# Set Seed
set.seed(123456)
Random Forests: The Basics
Another useful type of analysis available as part of the partykit
package is a random forest analysis. This algorithm determines the most common classification tree (like the one above) among a large collection of trees built on random subsets of a dataset. Random forests are useful because they can rank the relative importance of independent variables with respect to a dependent variable. They can also simultaneously test variables that are (multi)collinear. Logistic regression (discussed in Mixed-Efects Logistic Regression Analysis) assumes little or no collinearity among independent predictor variables. Variables like lexical status (Category
) and morphological type (Morph.Type
) are highly correlated (i.e., semi-weak and past-tense verbs are all lexical), thus should not be included as predictors in the same logistic regression model.1
Random forest analysis take a lot of computing power and time. I usually leave my computer to run the analysis overnight. The bigger your dataset and the more predictors you include, the longer the analysis will take.
The first step is to first set the “seed” before running your random forest analysis.
The random forest algorithm finds the most common classification tree from those built on random samplings of the data. Setting the seed for R’s random number generator means you can both generate random samples of your data for creating these trees, and you can also make your analysis reproducible. Think of each seed as a list of random numbers. Above, the seed 123456
is used, but the seed you select is arbitrary. The one time it is important to select a specific seed is if you are trying to reproduce results. In that case, you must use the same seed as the previous analysis. Keeping a record of your seed setting in a script file and reporting your seed setting in a manuscript is therefore very important.

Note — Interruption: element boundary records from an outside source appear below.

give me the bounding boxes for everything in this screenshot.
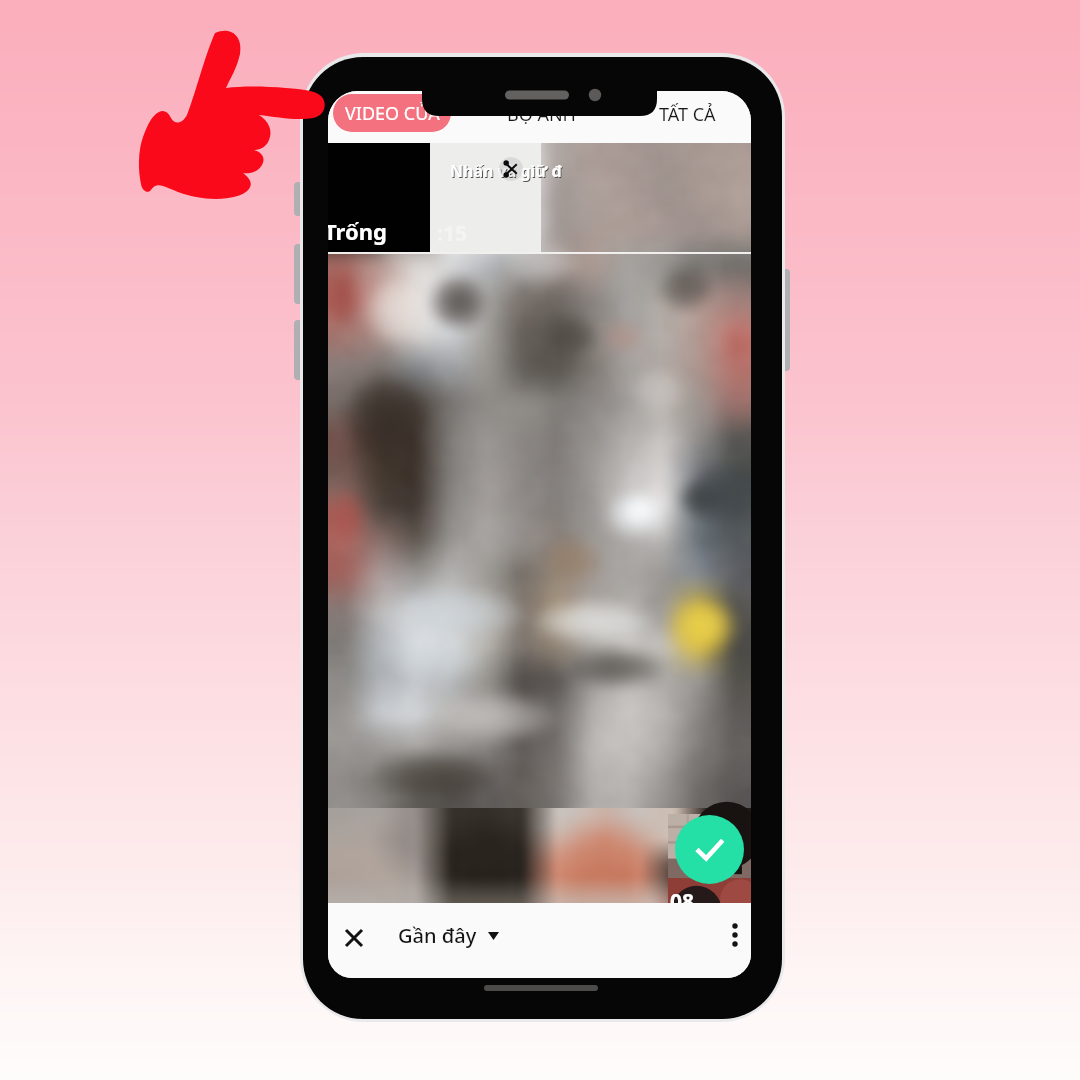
button[interactable]: Trống [328, 143, 430, 252]
button[interactable]: Confirm selection [675, 815, 744, 884]
staticText: Trống [328, 216, 387, 246]
staticText: VIDEO CỦA [345, 101, 440, 126]
button[interactable]: BỘ ẢNH [496, 91, 586, 140]
button[interactable] [668, 814, 751, 911]
button[interactable]: :15 [430, 143, 541, 252]
button[interactable]: Gần đây [392, 915, 505, 955]
button[interactable]: More options [715, 915, 751, 955]
staticText: :15 [437, 219, 467, 248]
staticText: 08 [670, 887, 695, 916]
staticText: TẤT CẢ [659, 102, 716, 127]
staticText: Gần đây [398, 922, 477, 949]
staticText: Nhấn và giữ đ [451, 161, 563, 183]
button[interactable]: Close [334, 918, 374, 958]
button[interactable]: Trim video [499, 157, 523, 181]
button[interactable]: VIDEO CỦA [333, 94, 451, 132]
staticText: Nhấn và giữ đ [450, 160, 562, 182]
button[interactable]: TẤT CẢ [656, 91, 718, 140]
staticText: BỘ ẢNH [507, 102, 576, 127]
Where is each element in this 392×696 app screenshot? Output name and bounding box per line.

You build your random forest formula just like you built the formula for your ctree()
, but with the function cforest()
. The formula here uses Dep.Var
as the dependent variable and Stress
, Category
, Morph.Type
, Before
, After
, Sex
, Education
, Job
, After.New
, Center.Age
, Age.Group
, and Phoneme
as predictor variables. The data tested is set using data=td
.
If you don’t have the td
data loaded in R, go back to Doing it all again, but tidy
and run the code.
The setting ntree=128
specifies the number of trees to grow. I have run analyses where I’ve specified 10,000 trees and it took almost 24 hours to compute on my 2015 MacBook Pro. As a rule, the more data/independent variables you have, the more trees you should specify; however, Oshiro & Perez & Baranauskas (2012) point out, based on their test with 29 different datasets, that after 128 trees there is no significant improvement in the accuracy of the resulting random forest. As a random forest is never my only analysis, I now specify 128 trees for casual data exploration. I use at least 5,000 for any random forest that I include in a published manuscript.
The cforest()
function creates the random forest, but you still need to determine which independent variables do the best job of describing the data averaged over all of the trees created. To do this you use the function varimp()
on the result of cforest()
(here the object td.cforest
). The setting conditional=TRUE
is important when independent variables are collinear; it should always be used. In simple terms, this setting ensures that, if two independent variables are collinear, only the variable that does a better job at explaining the variation in the data will be considered as an important descriptor and the other will be ignored.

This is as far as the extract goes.